Every Sunday, the New York Times Book Review section runs an author Q-and-A. The questions are often probing; the answers, intriguing.

Yesterday’s was also local. And for me, it was personal.

Cathleen Schine

Cathleeen Schine — Staples High School graduate, and best-selling author of novels like The Three Weissmanns of Westport — was the subject.

To the question “What book should everybody read before the age of 21?” she responded:

The Phantom Tollbooth. Our teacher read it to us in 4th grade. It changed my life. Words are real!”

She’s right. Too bad though that she did not give her teacher — Burr Farms Elementary School’s immensely talented, much loved, died-way-too-early Annette Fournier — a shout-out by name.

How do I know?

I was in that class too.

(Click here for the entire interview. Hat tip: Fred Cantor)

7 responses to “By The Book: Cathleen Schine

  1. Bruce Fernie SHS 1970

    I also remember Miss Fournier fondly.

  2. Mrs. Fournier had a meaningul impact on me too – I was already a voracious reader by 5th grade, but she introduced me to ideas like literary styles and author appreciation. While I’m sure the other elementary schools in town offered the same experience, Burr Farms was a wonderful place with so many memorable teachers (and coaches and librarians)!

    Thanks for reminding me Dan of how good we had [have] it here in Westport.

  3. Miss Hartstein read the same book to us when I was in 4th grade at Burr Farms! I loved it.

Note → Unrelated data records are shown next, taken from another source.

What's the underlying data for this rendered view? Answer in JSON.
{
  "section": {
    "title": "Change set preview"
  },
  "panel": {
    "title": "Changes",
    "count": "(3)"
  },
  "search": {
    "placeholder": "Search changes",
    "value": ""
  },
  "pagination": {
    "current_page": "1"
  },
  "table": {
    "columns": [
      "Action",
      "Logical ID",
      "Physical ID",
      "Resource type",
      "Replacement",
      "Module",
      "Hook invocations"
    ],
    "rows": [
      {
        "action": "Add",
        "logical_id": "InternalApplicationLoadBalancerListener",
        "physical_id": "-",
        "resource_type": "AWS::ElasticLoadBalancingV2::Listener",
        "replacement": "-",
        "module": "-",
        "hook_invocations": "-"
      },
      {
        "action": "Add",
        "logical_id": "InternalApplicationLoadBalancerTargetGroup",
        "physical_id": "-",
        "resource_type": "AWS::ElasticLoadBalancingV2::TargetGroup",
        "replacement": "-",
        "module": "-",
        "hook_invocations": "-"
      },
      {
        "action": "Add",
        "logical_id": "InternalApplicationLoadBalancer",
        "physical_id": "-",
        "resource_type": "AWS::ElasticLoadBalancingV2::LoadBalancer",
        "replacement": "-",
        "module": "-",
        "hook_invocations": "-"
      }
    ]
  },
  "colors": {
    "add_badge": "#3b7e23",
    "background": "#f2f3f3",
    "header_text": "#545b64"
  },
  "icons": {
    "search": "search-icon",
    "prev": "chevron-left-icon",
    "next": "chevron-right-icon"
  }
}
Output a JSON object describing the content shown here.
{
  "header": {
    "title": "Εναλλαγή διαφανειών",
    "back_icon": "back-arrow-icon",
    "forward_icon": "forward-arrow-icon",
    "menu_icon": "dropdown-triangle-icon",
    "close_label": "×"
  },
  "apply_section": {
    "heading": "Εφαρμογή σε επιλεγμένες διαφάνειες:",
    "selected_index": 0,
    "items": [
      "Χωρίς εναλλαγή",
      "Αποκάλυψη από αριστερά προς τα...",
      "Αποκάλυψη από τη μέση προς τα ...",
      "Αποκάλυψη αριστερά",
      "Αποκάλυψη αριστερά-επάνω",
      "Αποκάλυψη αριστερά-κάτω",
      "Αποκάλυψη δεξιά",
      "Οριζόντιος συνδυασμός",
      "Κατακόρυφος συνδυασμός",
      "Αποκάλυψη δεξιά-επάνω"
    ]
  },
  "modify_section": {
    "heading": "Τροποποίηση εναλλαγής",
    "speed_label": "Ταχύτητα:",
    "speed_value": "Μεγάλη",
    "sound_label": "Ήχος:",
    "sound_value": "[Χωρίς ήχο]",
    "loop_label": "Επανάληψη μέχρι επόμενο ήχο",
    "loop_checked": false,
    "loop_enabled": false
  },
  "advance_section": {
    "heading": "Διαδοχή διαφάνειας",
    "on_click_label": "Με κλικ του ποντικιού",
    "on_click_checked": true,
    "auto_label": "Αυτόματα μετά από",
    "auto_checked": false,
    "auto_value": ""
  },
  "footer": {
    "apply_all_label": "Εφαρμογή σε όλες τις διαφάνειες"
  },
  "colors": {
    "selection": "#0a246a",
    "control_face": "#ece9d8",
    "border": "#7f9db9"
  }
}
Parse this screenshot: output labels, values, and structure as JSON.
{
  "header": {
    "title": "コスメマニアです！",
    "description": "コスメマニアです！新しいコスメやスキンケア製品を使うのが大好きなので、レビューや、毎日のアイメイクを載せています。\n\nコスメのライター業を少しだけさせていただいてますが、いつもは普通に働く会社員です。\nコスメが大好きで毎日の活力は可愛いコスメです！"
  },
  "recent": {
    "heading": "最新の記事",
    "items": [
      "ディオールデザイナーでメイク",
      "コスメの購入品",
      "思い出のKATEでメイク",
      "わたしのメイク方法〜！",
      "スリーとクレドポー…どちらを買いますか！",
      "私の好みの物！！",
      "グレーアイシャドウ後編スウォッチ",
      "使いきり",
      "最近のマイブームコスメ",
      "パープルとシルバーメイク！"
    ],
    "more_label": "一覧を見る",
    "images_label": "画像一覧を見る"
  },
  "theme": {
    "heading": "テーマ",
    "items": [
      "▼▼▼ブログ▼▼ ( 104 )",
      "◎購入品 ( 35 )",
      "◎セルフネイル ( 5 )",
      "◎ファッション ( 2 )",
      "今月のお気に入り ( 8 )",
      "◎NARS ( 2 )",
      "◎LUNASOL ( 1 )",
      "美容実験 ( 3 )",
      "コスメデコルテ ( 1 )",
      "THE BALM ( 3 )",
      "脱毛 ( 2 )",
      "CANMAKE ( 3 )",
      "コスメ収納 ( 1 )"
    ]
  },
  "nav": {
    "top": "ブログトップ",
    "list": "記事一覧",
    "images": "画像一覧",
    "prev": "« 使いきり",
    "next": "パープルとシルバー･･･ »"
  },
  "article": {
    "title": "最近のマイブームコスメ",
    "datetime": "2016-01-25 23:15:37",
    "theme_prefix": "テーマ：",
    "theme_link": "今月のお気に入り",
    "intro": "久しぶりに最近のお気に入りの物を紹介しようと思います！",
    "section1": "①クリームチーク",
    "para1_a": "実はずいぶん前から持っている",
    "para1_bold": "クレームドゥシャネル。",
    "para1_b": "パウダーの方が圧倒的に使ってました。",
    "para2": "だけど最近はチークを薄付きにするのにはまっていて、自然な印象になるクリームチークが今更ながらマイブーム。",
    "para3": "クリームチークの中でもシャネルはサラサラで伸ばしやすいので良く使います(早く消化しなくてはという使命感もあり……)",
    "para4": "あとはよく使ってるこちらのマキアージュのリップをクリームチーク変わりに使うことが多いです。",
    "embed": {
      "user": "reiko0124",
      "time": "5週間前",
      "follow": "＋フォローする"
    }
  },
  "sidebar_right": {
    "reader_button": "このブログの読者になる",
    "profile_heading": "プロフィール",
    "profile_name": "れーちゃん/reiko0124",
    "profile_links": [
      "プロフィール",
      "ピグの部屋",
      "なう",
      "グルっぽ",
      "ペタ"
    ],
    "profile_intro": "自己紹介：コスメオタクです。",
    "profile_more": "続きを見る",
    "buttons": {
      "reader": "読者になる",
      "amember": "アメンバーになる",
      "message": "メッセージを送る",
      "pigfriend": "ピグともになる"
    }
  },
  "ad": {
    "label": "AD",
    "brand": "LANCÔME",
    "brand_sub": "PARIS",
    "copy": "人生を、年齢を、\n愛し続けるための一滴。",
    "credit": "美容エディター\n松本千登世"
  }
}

  4. I would LOVE some photos of Annette Fournier! She is the teacher who brought the needs of gifted students to the attention of the district, and I owe her a great debt. Would you email photos to Dan, and I can collect from him? THANK YOU!

  5. Eric William Buchroeder SHS ‘70 BA, MA, JDE

    My mother was school secretary at Burr Farms in the early 60’s. I knew Miss Fournier well. A great teacher with a great sense of humor and a lovely lady.

  6. I’m sure some Gen Z readers will ask: “What’s a tollbooth?”

  7. Mrs. Fournier was awesome, as is “The Phantom Tollbooth,” which I often read to my son when he was young.

    I remember her reading it to our class at Burr Farms. I dreamed of finding the Kingdom of Wisdom, but ended up in Wisdom, Montana, instead — forever lost in the Doldrums and Mountains of Ignorance with no Rhyme and Reason.
    (But the trout fishing is good.)

    Thanks to Mrs. Fournier and “The Phantom Tollbooth,” I learned all about puns and idioms.